Brasília, 23/11/2004 – O cônsul-geral do Brasil em Miami, embaixador João Almino, negou hoje (23) que já tenha sido tomada pelo paraibano Misael Mendonça Cabral a decisão de se declarar culpado da acusação de terrorismo a que responde nos Estados Unidos, como forma de agilizar seu retorno ao Brasil. Misael está detido em Miami desde 27 de outubro, quando ele e o amigo, Daniel Correia, foram presos no aeroporto ao mencionarem a existência de uma bomba em suas bagagens. Eles se referiam a uma bomba de sucção utilizada para a fabricação de pranchas de surfe, mas os dois foram confundidos com terroristas e agora respondem a processo criminal nos EUA.

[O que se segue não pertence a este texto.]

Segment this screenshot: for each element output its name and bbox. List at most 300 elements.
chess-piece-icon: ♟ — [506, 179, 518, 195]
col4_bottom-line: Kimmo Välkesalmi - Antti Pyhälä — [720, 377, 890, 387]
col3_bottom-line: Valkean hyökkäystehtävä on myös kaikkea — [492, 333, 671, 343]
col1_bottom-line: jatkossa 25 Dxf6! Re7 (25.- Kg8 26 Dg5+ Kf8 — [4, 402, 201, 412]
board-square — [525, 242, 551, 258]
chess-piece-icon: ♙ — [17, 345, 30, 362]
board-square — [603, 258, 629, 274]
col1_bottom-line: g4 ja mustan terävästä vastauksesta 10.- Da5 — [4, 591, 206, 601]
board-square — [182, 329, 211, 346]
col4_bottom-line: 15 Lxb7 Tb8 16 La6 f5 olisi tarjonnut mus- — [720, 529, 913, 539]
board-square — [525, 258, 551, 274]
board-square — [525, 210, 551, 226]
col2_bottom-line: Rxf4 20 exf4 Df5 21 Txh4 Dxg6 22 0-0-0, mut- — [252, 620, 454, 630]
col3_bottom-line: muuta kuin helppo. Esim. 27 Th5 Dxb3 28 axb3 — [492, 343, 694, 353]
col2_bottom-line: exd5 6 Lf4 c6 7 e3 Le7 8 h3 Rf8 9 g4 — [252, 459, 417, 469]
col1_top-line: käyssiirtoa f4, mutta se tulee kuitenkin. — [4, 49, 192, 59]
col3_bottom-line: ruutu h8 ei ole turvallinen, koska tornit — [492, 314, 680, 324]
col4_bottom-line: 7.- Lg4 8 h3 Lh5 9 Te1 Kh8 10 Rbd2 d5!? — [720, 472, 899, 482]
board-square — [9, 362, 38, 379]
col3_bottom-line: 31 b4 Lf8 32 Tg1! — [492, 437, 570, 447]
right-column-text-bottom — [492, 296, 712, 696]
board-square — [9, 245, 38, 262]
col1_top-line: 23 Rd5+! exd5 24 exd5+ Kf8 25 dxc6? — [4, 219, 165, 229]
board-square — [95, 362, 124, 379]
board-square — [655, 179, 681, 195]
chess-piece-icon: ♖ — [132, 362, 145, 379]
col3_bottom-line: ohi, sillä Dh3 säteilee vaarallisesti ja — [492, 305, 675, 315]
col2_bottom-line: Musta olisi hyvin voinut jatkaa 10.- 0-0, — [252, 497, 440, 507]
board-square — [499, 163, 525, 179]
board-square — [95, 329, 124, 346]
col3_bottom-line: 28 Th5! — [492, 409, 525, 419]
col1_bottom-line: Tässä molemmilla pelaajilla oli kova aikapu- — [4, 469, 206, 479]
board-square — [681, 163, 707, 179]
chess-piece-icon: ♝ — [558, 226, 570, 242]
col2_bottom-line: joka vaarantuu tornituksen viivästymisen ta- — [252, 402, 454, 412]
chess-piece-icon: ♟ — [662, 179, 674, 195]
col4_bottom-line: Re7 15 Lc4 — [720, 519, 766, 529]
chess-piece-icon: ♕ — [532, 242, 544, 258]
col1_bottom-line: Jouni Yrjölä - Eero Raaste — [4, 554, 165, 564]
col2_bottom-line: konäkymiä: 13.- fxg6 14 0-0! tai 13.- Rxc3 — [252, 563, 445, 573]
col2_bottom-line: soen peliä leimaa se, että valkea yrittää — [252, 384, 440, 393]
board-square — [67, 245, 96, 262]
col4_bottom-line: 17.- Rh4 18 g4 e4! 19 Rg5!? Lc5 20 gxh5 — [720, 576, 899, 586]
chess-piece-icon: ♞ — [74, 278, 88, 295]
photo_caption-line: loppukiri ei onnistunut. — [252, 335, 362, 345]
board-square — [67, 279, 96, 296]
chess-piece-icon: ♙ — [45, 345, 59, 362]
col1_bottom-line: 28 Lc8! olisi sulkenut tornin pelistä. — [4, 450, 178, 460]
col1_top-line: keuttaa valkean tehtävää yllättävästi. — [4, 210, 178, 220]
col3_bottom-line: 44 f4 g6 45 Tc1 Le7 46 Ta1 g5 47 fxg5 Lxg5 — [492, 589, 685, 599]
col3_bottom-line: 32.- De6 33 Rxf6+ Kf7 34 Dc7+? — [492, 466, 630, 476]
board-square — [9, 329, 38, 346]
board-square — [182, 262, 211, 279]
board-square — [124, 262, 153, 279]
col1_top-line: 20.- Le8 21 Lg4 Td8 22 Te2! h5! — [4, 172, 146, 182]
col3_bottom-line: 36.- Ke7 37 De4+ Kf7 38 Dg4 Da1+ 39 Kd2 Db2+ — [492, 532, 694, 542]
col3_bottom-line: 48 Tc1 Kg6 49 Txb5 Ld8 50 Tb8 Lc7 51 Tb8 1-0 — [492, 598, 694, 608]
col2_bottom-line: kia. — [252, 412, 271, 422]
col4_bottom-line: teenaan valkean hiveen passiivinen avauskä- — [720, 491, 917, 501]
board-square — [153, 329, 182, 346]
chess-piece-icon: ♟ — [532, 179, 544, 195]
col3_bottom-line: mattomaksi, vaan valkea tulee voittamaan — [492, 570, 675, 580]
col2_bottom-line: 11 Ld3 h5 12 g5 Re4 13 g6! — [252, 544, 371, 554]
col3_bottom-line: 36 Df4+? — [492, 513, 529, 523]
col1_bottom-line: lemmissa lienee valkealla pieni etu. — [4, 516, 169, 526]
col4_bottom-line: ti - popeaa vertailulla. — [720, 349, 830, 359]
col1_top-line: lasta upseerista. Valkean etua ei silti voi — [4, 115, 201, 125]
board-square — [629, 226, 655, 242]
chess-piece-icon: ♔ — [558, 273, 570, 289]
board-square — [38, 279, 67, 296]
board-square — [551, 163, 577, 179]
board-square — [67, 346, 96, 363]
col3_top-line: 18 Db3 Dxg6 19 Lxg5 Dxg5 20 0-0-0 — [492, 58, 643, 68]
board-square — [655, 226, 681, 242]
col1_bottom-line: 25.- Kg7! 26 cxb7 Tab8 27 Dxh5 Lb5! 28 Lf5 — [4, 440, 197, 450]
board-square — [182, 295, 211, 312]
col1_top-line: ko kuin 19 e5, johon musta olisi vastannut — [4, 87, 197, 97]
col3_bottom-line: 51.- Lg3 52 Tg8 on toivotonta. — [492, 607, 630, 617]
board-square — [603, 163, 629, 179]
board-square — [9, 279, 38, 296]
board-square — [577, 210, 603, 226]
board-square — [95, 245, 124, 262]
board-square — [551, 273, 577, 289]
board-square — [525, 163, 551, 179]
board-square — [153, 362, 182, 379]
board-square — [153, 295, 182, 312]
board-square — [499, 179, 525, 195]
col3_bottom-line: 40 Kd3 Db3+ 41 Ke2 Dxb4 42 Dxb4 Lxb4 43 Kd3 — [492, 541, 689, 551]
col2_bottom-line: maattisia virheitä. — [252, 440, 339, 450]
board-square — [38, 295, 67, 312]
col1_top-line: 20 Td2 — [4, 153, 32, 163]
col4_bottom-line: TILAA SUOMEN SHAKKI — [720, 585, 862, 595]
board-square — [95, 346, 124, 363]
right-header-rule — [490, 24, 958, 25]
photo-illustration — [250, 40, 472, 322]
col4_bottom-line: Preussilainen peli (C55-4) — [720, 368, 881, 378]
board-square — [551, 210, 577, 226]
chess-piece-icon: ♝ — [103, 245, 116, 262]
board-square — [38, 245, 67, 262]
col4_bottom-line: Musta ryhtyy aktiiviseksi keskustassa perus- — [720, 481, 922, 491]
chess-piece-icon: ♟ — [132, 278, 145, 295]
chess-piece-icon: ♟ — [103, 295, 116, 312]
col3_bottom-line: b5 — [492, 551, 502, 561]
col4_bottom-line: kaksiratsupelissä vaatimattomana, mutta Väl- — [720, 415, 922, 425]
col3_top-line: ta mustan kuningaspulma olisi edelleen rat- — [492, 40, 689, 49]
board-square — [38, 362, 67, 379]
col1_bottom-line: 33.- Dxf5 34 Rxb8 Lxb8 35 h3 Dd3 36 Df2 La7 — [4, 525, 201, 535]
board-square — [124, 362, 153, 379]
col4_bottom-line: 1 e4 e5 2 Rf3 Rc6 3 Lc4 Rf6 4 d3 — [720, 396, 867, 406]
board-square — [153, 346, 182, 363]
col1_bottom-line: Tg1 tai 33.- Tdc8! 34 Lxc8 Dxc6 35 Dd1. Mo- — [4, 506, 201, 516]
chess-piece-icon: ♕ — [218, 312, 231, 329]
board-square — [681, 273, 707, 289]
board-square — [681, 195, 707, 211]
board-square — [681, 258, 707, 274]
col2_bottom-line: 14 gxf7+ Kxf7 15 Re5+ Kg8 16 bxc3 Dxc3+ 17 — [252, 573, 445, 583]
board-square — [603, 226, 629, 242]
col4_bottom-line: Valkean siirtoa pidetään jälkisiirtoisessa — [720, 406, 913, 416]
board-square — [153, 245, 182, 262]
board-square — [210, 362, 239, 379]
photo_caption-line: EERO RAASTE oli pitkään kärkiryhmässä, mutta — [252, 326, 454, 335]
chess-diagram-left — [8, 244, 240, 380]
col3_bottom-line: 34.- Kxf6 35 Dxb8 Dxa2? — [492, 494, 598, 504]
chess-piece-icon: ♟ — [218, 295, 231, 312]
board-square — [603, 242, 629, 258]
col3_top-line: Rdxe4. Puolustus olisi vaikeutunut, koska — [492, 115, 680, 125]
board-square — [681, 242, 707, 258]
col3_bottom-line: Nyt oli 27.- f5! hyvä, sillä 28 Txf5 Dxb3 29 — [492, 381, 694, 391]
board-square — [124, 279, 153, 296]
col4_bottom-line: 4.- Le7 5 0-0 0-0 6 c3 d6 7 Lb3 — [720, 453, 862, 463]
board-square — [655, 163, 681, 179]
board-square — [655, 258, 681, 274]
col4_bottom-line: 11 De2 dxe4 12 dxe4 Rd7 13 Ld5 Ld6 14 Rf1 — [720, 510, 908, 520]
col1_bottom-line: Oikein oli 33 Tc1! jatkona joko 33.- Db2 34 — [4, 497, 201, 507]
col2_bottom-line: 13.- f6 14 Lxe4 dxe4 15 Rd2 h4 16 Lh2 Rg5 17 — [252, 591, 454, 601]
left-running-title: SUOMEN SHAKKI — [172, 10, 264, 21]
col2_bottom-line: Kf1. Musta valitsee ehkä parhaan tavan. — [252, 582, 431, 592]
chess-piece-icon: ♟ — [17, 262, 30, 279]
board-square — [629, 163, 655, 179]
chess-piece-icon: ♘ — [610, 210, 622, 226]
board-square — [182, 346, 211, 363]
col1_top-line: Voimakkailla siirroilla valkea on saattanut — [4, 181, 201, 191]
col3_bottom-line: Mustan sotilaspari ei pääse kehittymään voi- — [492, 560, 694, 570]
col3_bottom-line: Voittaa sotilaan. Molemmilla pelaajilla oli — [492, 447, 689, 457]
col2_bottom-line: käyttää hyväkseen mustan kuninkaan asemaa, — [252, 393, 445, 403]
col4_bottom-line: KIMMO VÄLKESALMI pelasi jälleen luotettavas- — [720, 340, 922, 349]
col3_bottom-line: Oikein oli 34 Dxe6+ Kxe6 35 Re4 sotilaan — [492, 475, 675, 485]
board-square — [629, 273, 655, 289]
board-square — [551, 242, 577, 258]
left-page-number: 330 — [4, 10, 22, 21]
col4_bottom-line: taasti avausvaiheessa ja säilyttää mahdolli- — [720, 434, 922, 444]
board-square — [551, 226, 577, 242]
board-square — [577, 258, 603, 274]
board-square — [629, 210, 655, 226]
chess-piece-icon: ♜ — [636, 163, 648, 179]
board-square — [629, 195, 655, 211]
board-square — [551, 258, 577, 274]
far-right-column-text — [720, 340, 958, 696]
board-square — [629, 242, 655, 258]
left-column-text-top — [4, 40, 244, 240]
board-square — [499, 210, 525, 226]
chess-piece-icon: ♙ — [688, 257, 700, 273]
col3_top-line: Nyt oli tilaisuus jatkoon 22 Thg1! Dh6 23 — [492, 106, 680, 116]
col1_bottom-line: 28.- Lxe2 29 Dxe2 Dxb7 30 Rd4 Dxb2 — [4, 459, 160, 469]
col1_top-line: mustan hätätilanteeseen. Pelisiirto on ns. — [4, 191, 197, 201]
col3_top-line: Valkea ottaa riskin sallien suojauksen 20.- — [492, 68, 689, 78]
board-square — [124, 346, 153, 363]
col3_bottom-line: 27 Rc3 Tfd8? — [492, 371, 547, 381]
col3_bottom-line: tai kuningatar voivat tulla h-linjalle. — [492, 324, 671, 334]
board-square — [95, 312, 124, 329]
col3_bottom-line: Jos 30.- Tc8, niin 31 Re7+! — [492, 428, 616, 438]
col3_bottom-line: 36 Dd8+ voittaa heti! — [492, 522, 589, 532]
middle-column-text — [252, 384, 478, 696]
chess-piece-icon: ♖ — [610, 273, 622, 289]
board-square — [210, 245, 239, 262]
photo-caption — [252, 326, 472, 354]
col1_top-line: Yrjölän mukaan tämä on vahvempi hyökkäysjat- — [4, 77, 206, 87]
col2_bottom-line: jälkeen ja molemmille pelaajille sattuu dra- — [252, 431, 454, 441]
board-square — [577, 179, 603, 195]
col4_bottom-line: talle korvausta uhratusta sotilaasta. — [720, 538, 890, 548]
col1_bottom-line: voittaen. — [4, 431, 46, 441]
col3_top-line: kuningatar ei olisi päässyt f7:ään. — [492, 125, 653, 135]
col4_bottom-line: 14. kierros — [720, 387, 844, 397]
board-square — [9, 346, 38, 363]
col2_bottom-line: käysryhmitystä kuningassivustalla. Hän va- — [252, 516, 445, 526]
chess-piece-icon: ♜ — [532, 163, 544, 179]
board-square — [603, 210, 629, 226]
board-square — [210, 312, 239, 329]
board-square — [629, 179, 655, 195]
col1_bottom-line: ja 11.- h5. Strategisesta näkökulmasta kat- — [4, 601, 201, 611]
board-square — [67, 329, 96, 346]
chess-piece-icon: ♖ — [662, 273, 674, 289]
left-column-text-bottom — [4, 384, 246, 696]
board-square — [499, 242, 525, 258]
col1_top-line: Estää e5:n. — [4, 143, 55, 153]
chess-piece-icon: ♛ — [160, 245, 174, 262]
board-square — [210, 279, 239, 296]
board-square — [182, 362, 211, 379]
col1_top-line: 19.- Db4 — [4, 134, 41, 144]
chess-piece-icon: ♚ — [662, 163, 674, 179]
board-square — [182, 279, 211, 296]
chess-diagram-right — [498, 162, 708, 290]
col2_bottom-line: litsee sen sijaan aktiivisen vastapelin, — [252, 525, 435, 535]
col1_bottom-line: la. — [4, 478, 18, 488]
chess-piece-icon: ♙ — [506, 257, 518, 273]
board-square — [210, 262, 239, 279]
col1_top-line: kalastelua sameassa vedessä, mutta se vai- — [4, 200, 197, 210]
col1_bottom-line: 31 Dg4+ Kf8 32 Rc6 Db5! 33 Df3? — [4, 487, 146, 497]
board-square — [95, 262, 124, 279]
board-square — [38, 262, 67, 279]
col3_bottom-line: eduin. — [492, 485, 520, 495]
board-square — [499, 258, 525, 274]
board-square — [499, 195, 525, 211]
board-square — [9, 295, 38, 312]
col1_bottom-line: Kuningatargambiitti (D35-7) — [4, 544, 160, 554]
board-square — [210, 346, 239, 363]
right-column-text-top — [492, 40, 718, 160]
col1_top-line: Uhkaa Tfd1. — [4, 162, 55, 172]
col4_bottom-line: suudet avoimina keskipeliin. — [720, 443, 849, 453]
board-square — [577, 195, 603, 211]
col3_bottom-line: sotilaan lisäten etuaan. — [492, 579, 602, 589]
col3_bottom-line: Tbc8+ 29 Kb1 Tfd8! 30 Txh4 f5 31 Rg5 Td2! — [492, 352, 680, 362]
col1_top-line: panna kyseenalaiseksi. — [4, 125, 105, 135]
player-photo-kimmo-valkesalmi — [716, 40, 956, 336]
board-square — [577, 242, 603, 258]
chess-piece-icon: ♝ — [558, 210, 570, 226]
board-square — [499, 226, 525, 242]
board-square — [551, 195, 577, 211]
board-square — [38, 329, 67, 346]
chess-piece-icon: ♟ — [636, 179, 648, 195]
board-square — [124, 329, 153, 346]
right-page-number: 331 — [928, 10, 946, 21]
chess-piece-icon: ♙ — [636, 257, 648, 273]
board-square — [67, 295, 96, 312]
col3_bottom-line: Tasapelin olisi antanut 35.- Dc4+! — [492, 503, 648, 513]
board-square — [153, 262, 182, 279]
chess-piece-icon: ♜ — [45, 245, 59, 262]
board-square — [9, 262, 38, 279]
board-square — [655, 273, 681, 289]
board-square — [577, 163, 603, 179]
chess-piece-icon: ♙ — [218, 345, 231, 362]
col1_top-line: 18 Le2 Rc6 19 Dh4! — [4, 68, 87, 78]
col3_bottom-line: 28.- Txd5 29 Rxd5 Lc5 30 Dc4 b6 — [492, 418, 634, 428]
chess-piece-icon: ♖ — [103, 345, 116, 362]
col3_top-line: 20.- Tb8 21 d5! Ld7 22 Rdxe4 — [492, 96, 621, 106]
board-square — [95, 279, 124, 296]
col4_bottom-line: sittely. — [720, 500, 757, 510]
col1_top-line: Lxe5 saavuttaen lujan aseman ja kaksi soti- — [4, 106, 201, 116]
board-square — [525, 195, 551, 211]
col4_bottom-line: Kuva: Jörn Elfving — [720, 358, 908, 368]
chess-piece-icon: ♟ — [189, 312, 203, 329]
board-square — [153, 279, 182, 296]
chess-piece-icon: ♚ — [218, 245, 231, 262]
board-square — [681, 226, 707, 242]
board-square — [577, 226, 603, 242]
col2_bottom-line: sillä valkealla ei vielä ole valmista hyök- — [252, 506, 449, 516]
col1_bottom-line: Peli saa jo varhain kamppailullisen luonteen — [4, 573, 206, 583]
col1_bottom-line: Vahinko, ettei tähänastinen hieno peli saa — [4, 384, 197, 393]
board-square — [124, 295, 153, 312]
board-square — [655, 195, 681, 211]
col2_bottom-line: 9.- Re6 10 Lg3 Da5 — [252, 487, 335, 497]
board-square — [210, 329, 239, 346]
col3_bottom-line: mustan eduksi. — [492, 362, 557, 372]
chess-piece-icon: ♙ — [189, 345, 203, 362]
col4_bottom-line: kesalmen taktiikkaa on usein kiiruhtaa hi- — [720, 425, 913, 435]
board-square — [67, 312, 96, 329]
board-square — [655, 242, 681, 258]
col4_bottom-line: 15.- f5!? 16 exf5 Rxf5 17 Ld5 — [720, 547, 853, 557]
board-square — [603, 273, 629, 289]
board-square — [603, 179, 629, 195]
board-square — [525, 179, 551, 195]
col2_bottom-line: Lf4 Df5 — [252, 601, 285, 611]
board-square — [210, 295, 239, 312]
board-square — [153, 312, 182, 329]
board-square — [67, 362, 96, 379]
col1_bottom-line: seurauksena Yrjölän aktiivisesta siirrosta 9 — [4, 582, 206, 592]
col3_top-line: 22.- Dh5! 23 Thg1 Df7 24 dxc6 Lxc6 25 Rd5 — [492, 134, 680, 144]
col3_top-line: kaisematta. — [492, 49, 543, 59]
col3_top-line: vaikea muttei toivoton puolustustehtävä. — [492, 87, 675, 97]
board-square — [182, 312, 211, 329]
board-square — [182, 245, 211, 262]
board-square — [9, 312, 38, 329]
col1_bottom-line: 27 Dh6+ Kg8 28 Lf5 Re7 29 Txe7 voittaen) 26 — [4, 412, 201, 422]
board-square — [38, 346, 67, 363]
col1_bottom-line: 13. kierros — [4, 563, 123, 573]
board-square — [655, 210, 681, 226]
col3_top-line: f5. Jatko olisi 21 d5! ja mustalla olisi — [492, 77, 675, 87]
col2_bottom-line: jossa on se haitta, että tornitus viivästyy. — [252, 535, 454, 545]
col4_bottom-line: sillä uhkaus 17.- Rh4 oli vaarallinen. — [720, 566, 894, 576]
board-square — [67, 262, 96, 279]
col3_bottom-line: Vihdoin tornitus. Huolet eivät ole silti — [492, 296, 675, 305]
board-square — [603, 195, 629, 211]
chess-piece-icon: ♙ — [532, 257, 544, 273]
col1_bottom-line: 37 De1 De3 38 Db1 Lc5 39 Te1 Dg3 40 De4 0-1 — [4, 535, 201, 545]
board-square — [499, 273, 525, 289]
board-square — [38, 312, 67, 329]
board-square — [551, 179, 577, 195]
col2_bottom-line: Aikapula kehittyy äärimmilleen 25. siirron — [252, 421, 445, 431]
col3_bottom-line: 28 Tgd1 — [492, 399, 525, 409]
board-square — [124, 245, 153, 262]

“Essa informação não me foi transmitida por ele e nem a seu advogado de defesa. Esta é uma hipótese que certamente existe, mas não foi tomada nenhuma decisão com relação a isso”, garantiu o cônsul, que acompanha diariamente a situação dos brasileiros presos em Miami. A mãe de Daniel Correia, que mora nos Estados Unidos, pagou os US$ 5 mil estipulados pelo juiz de imigração como depósito para a concessão de liberdade vigiada e o filho responderá ao processo criminal em prisão domiciliar. Mas Misael não tem como arcar com os US$ 15 mil fixados pelo juiz para a liberdade vigiada e aguarda o julgamento na Penitenciária de Imigração de Miami.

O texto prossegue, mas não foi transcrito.